Vistas desta forma, as comunidades judaicas progressistas da Hungria são herdeiras de Sara. Tal como ela, rejeitam uma leitura do pacto que santifica o sacrifício ou congela a tradição. Afirmam, pelo contrário, que o caminho de Deus é o da justiça; que a tarefa do judaísmo é a renovação; e que a obediência sem ética não corresponde a pacto algum.
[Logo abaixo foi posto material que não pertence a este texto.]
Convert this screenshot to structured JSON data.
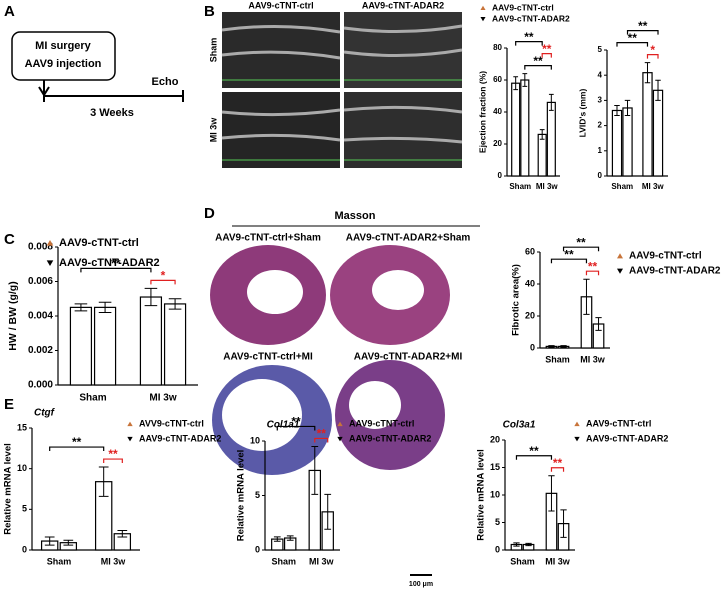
{
  "panel_labels": [
    "A",
    "B",
    "C",
    "D",
    "E"
  ],
  "diagram": {
    "step1": "MI surgery",
    "step2": "AAV9 injection",
    "end": "Echo",
    "duration": "3 Weeks"
  },
  "echo": {
    "columns": [
      "AAV9-cTNT-ctrl",
      "AAV9-cTNT-ADAR2"
    ],
    "rows": [
      "Sham",
      "MI 3w"
    ]
  },
  "masson": {
    "title": "Masson",
    "images": [
      "AAV9-cTNT-ctrl+Sham",
      "AAV9-cTNT-ADAR2+Sham",
      "AAV9-cTNT-ctrl+MI",
      "AAV9-cTNT-ADAR2+MI"
    ],
    "scale": "100 μm"
  },
  "chart_data": [
    {
      "type": "bar",
      "ylabel": "Ejection fraction (%)",
      "categories": [
        "Sham",
        "MI 3w"
      ],
      "series": [
        {
          "name": "AAV9-cTNT-ctrl",
          "color": "#c8743a",
          "values": [
            58,
            26
          ],
          "errors": [
            4,
            3
          ]
        },
        {
          "name": "AAV9-cTNT-ADAR2",
          "color": "#000000",
          "values": [
            60,
            46
          ],
          "errors": [
            4,
            5
          ]
        }
      ],
      "ylim": [
        0,
        80
      ],
      "yticks": [
        0,
        20,
        40,
        60,
        80
      ],
      "brackets": [
        {
          "from": [
            0,
            0
          ],
          "to": [
            1,
            0
          ],
          "text": "**",
          "color": "#000000"
        },
        {
          "from": [
            1,
            0
          ],
          "to": [
            1,
            1
          ],
          "text": "**",
          "color": "#e02020"
        },
        {
          "from": [
            0,
            1
          ],
          "to": [
            1,
            1
          ],
          "text": "**",
          "color": "#000000"
        }
      ]
    },
    {
      "type": "bar",
      "ylabel": "LVID's (mm)",
      "categories": [
        "Sham",
        "MI 3w"
      ],
      "series": [
        {
          "color": "#c8743a",
          "values": [
            2.6,
            4.1
          ],
          "errors": [
            0.2,
            0.4
          ]
        },
        {
          "color": "#000000",
          "values": [
            2.7,
            3.4
          ],
          "errors": [
            0.3,
            0.4
          ]
        }
      ],
      "ylim": [
        0,
        5
      ],
      "yticks": [
        0,
        1,
        2,
        3,
        4,
        5
      ],
      "brackets": [
        {
          "from": [
            0,
            1
          ],
          "to": [
            1,
            1
          ],
          "text": "**",
          "color": "#000000"
        },
        {
          "from": [
            0,
            0
          ],
          "to": [
            1,
            0
          ],
          "text": "**",
          "color": "#000000"
        },
        {
          "from": [
            1,
            0
          ],
          "to": [
            1,
            1
          ],
          "text": "*",
          "color": "#e02020"
        }
      ]
    },
    {
      "type": "bar",
      "ylabel": "HW / BW (g/g)",
      "categories": [
        "Sham",
        "MI 3w"
      ],
      "series": [
        {
          "name": "AAV9-cTNT-ctrl",
          "color": "#c8743a",
          "values": [
            0.0045,
            0.0051
          ],
          "errors": [
            0.0002,
            0.0005
          ]
        },
        {
          "name": "AAV9-cTNT-ADAR2",
          "color": "#000000",
          "values": [
            0.0045,
            0.0047
          ],
          "errors": [
            0.0003,
            0.0003
          ]
        }
      ],
      "ylim": [
        0,
        0.008
      ],
      "yticks": [
        {
          "value": 0,
          "label": "0.000"
        },
        {
          "value": 0.002,
          "label": "0.002"
        },
        {
          "value": 0.004,
          "label": "0.004"
        },
        {
          "value": 0.006,
          "label": "0.006"
        },
        {
          "value": 0.008,
          "label": "0.008"
        }
      ],
      "brackets": [
        {
          "from": [
            0,
            0
          ],
          "to": [
            1,
            0
          ],
          "text": "**",
          "color": "#000000"
        },
        {
          "from": [
            1,
            0
          ],
          "to": [
            1,
            1
          ],
          "text": "*",
          "color": "#e02020"
        }
      ]
    },
    {
      "type": "bar",
      "ylabel": "Fibrotic area(%)",
      "categories": [
        "Sham",
        "MI 3w"
      ],
      "series": [
        {
          "name": "AAV9-cTNT-ctrl",
          "color": "#c8743a",
          "values": [
            1,
            32
          ],
          "errors": [
            0.5,
            11
          ]
        },
        {
          "name": "AAV9-cTNT-ADAR2",
          "color": "#000000",
          "values": [
            1,
            15
          ],
          "errors": [
            0.5,
            4
          ]
        }
      ],
      "ylim": [
        0,
        60
      ],
      "yticks": [
        0,
        20,
        40,
        60
      ],
      "brackets": [
        {
          "from": [
            0,
            1
          ],
          "to": [
            1,
            1
          ],
          "text": "**",
          "color": "#000000"
        },
        {
          "from": [
            0,
            0
          ],
          "to": [
            1,
            0
          ],
          "text": "**",
          "color": "#000000"
        },
        {
          "from": [
            1,
            0
          ],
          "to": [
            1,
            1
          ],
          "text": "**",
          "color": "#e02020"
        }
      ]
    },
    {
      "type": "bar",
      "title": "Ctgf",
      "ylabel": "Relative mRNA level",
      "categories": [
        "Sham",
        "MI 3w"
      ],
      "series": [
        {
          "name": "AVV9-cTNT-ctrl",
          "color": "#c8743a",
          "values": [
            1.1,
            8.4
          ],
          "errors": [
            0.5,
            1.8
          ]
        },
        {
          "name": "AAV9-cTNT-ADAR2",
          "color": "#000000",
          "values": [
            0.9,
            2.0
          ],
          "errors": [
            0.3,
            0.4
          ]
        }
      ],
      "ylim": [
        0,
        15
      ],
      "yticks": [
        0,
        5,
        10,
        15
      ],
      "brackets": [
        {
          "from": [
            0,
            0
          ],
          "to": [
            1,
            0
          ],
          "text": "**",
          "color": "#000000"
        },
        {
          "from": [
            1,
            0
          ],
          "to": [
            1,
            1
          ],
          "text": "**",
          "color": "#e02020"
        }
      ]
    },
    {
      "type": "bar",
      "title": "Col1a1",
      "ylabel": "Relative mRNA level",
      "categories": [
        "Sham",
        "MI 3w"
      ],
      "series": [
        {
          "name": "AAV9-cTNT-ctrl",
          "color": "#c8743a",
          "values": [
            1.0,
            7.3
          ],
          "errors": [
            0.2,
            2.2
          ]
        },
        {
          "name": "AAV9-cTNT-ADAR2",
          "color": "#000000",
          "values": [
            1.1,
            3.5
          ],
          "errors": [
            0.2,
            1.6
          ]
        }
      ],
      "ylim": [
        0,
        10
      ],
      "yticks": [
        0,
        5,
        10
      ],
      "brackets": [
        {
          "from": [
            0,
            0
          ],
          "to": [
            1,
            0
          ],
          "text": "**",
          "color": "#000000"
        },
        {
          "from": [
            1,
            0
          ],
          "to": [
            1,
            1
          ],
          "text": "**",
          "color": "#e02020"
        }
      ]
    },
    {
      "type": "bar",
      "title": "Col3a1",
      "ylabel": "Relative mRNA level",
      "categories": [
        "Sham",
        "MI 3w"
      ],
      "series": [
        {
          "name": "AAV9-cTNT-ctrl",
          "color": "#c8743a",
          "values": [
            1.0,
            10.3
          ],
          "errors": [
            0.3,
            3.2
          ]
        },
        {
          "name": "AAV9-cTNT-ADAR2",
          "color": "#000000",
          "values": [
            1.0,
            4.8
          ],
          "errors": [
            0.2,
            2.5
          ]
        }
      ],
      "ylim": [
        0,
        20
      ],
      "yticks": [
        0,
        5,
        10,
        15,
        20
      ],
      "brackets": [
        {
          "from": [
            0,
            0
          ],
          "to": [
            1,
            0
          ],
          "text": "**",
          "color": "#000000"
        },
        {
          "from": [
            1,
            0
          ],
          "to": [
            1,
            1
          ],
          "text": "**",
          "color": "#e02020"
        }
      ]
    }
  ]
}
Génesis 18:19 ensina que Abraão foi escolhido para ensinar aos seus filhos a fazer tzedakah u’mishpat. O midrash de Rivkah Lubitch recorda-nos que é a recusa de Sara — e a sua clareza ética — que assegura o futuro de Isaac. Na Hungria, o que renova o pacto hoje é a insistência da comunidade progressista nos princípios de justiça e inclusão.
Ser filhos de Abraão e Sara significa rejeitar o sacrifício dos vivos no altar da fé equivocada e, em vez disso, integrar-se no pacto, fazendo o que é justo e correto. O Judaísmo Progressista Húngaro é um testemunho vivo de que a renovação é possível, mesmo quando a história congela a tradição.
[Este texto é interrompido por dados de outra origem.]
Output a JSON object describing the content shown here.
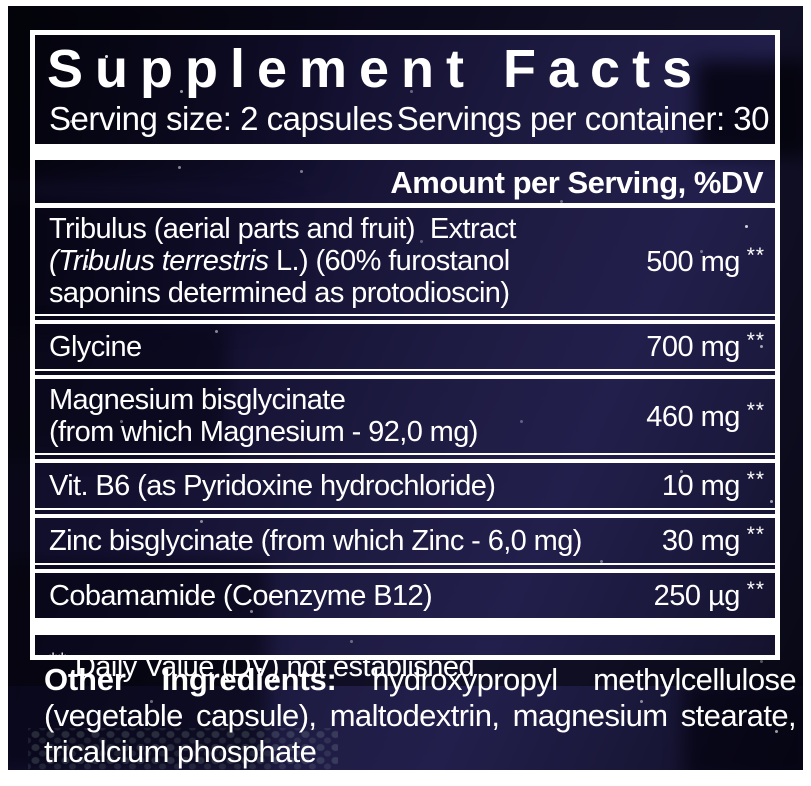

E quanto a nós? O que significaria ouvir a voz de resistência de Sara nas nossas vidas? Como podemos garantir que o nosso judaísmo não se preocupe apenas com a preservação, mas também com a renovação corajosa? Quando enfrentamos pressões para nos conformar, quando o medo nos tenta ao silêncio, lembramo-nos de que o pacto exige fazer o que é justo?
O desafio da Torá não é apenas submeter-se à prova de Abraão, mas também à de Sarah: recusar a violência feita em nome de Deus, falar em defesa da vida e insistir que o pacto é medido por tzedakah u’mishpat. Cada geração deve perguntar: iremos apenas herdar formas, ou fazer o que é justo? Voltaremos a silenciar Sara — ou ouviremos a sua voz?